No fue nuestra única experiencia con el arte en Cuenca. La ciudad está impregnada de esculturas, pinturas, grafitis y museos que sumergen al visitante en un viaje de sentidos y sensaciones. El Museo de Paja Toquilla, por ejemplo, cuenta la historia de este material y su legendario sombrero conocido en el mundo como “Panama hat”, que en realidad es hecho ciento por ciento en Ecuador. El museo está en la Calle Larga, donde también quedan el Museo Remigio Crespo Toral (casa patrimonial de la ciudad y sede del Archivo Municipal de la Historia de Cuenca), el Centro Interamericano de Artes y Artesanías Populares (CIDAP), el Museo de las Culturas Aborígenes, el Museo Manuel Agustín Landívar (junto a las ruinas cañaris, incaicas y españolas de Todos los Santos) y el Museo Pumapungo, con salas de arqueología, arte religioso del siglo XIX, etnografía y numismática.

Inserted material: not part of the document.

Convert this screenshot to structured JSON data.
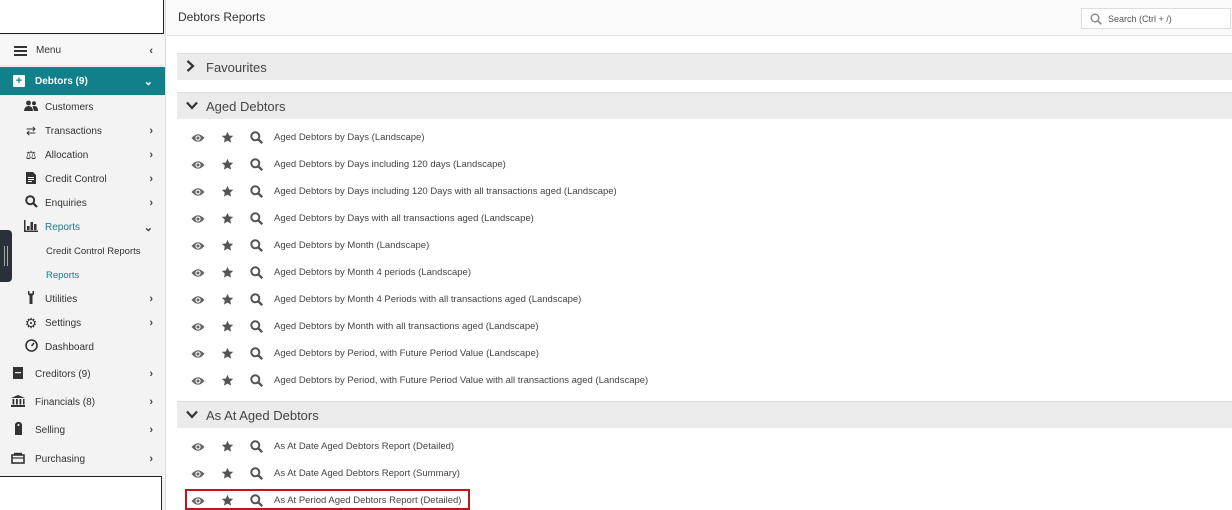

Luego regresamos al centro histórico y nos detenemos en edificios como el de la Corte Suprema de Justicia, la antigua Universidad de Cuenca, el colegio Benigno Malo y las iglesias de San Sebastián y San Blas; ejemplos de mixturas de épocas, visiones y gustos que hacen parte del patrimonio cultural de la ciudad. Entre tanto hallamos otro tesoro inesperado: La Casa de las Palomas, sede del Instituto de Patrimonio Cultural. Restaurada después de pasar de mano en mano, destacan en ella los murales de los cuales proviene su nombre, que fueron pintados entre 1908 y 1912 por Joaquín Rendón Araujo, y cuyas escenas bucólicas combinan con los colores pastel de las paredes y los techos. Desde que el artista y propietario de la casa murió, en 1917, hasta que fue adquirida por la Dirección Regional del Instituto Nacional de Cultura, en 1987, la casa entró en franco deterioro. Por tal razón, Gustavo Rodas la restauró con el objetivo de devolverle el aspecto que tenía en sus primeros años.

Visitar La Casa de las Palomas fue como entrar a uno de los sueños de Alicia en el País de las Maravillas: sus puertas de madera y sus colores pastel nos fueron envolviendo, y piso por piso pudimos disfrutar de sus pinturas. Nuestros pasos sonaban rítmicamente, y cuanto más nos adentrábamos más surreal era el ambiente. Las escaleras, cada vez más empinadas y sin rumbo, rechinaban como en una película de terror. Nos perdimos en este ambiente por un rato y luego nos encontramos en un solar, desde donde echamos la última mirada a la ciudad y con un golpecito de nuestros zapatos regresamos al hotel.

Allí, recordando la frase de Dorothy: “No hay lugar como el hogar”, con un poco de nostalgia y, como siempre, con promesas de volver, nos despedimos con una hermosa noche en la plaza. Dejamos Cuenca como dejamos tantos destinos de Ecuador: enamorados.